You can find here the latest iteration of quotes from a philosopher cleverly juxtaposed with incongruous pictures.
I think maybe that philosophers divide into those whose prose works well for this kind of thing and those for whom it doesn't. Anything even slightly portentous works, and if you are skilfull in choice of images, I think that anything with technical vocabulary would probably be ripe, but the result would be funny for different reasons.
Some philosophers' work can be illustrated in a non-ironic way. Peter Singer once said that the pictures in his animal cruelty book convinced a lot more people than the actual arguments. Probably any non-trivial work of ethics could benefit from this kind of illustration.
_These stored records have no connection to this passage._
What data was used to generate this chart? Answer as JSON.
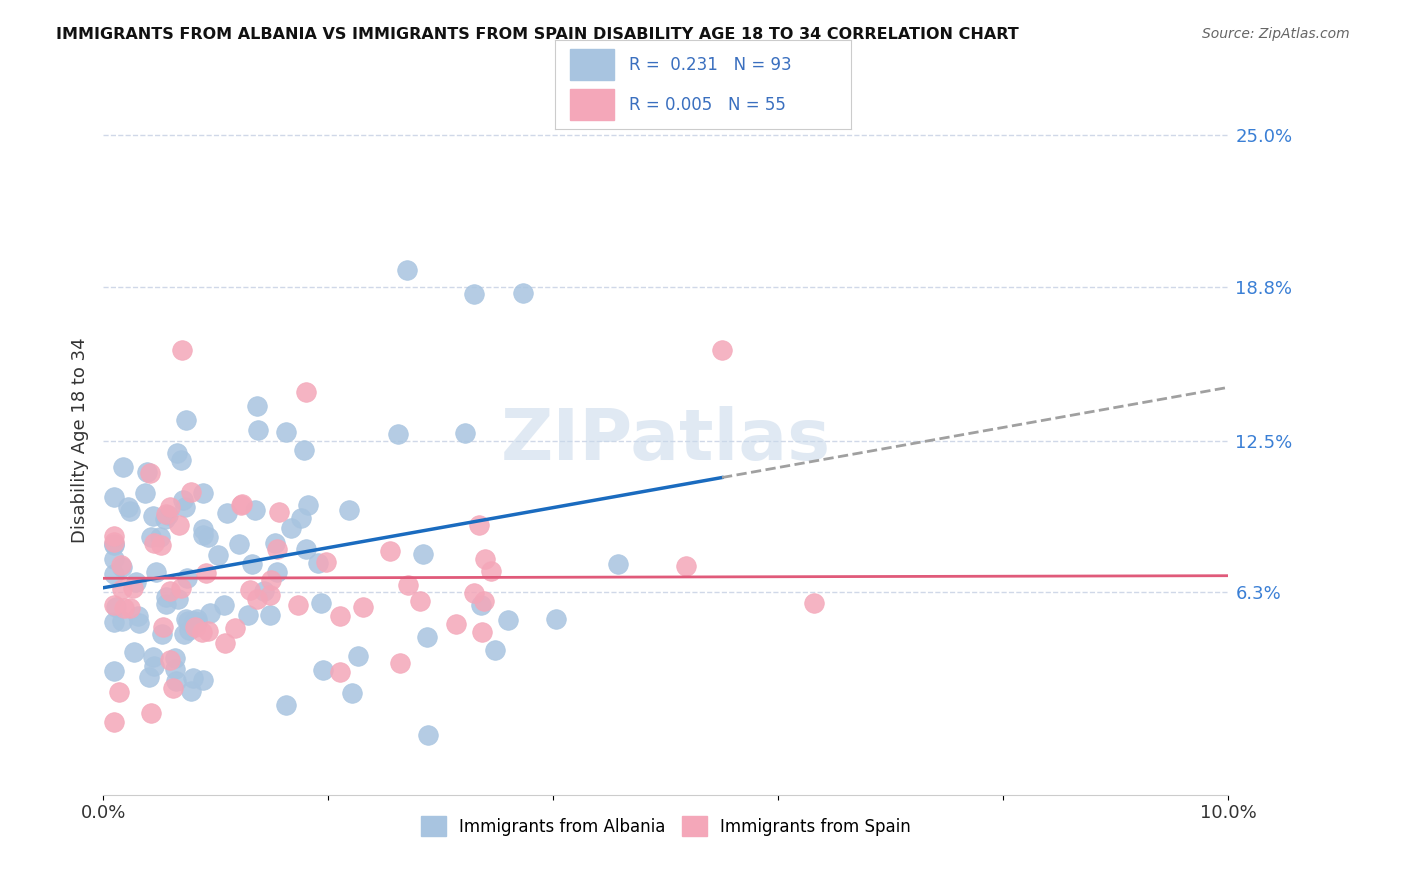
{
  "title": "IMMIGRANTS FROM ALBANIA VS IMMIGRANTS FROM SPAIN DISABILITY AGE 18 TO 34 CORRELATION CHART",
  "source": "Source: ZipAtlas.com",
  "ylabel": "Disability Age 18 to 34",
  "xmin": 0.0,
  "xmax": 0.1,
  "ymin": -0.02,
  "ymax": 0.27,
  "albania_R": 0.231,
  "albania_N": 93,
  "spain_R": 0.005,
  "spain_N": 55,
  "albania_color": "#a8c4e0",
  "spain_color": "#f4a7b9",
  "albania_line_color": "#1a6bbf",
  "spain_line_color": "#e05a7a",
  "dashed_line_color": "#a0a0a0",
  "legend_color": "#3a6fbf",
  "watermark": "ZIPatlas",
  "background_color": "#ffffff",
  "grid_color": "#d0d8e8"
}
And, finally, visual artists have been appropriating philosophical sentences for decades. I forget the guy who put a sentence from Davidson next to all of his paintings (I can't find this because there is a guy who does watercolors of flowers also named Donald Davidson). It was cool stuff. More recently (due in part to the labors of the Rays, Negerestani and Brassier, as well as Armen Avinessian and Graham Harman) lots of artists are doing things with respect to Speculative Realism.
I wonder what it is about philosophy such that our sentences work so well in conjunction with pictures, both in ironic contraposition and non-ironically. In any case, we should probably be happy to provide the service.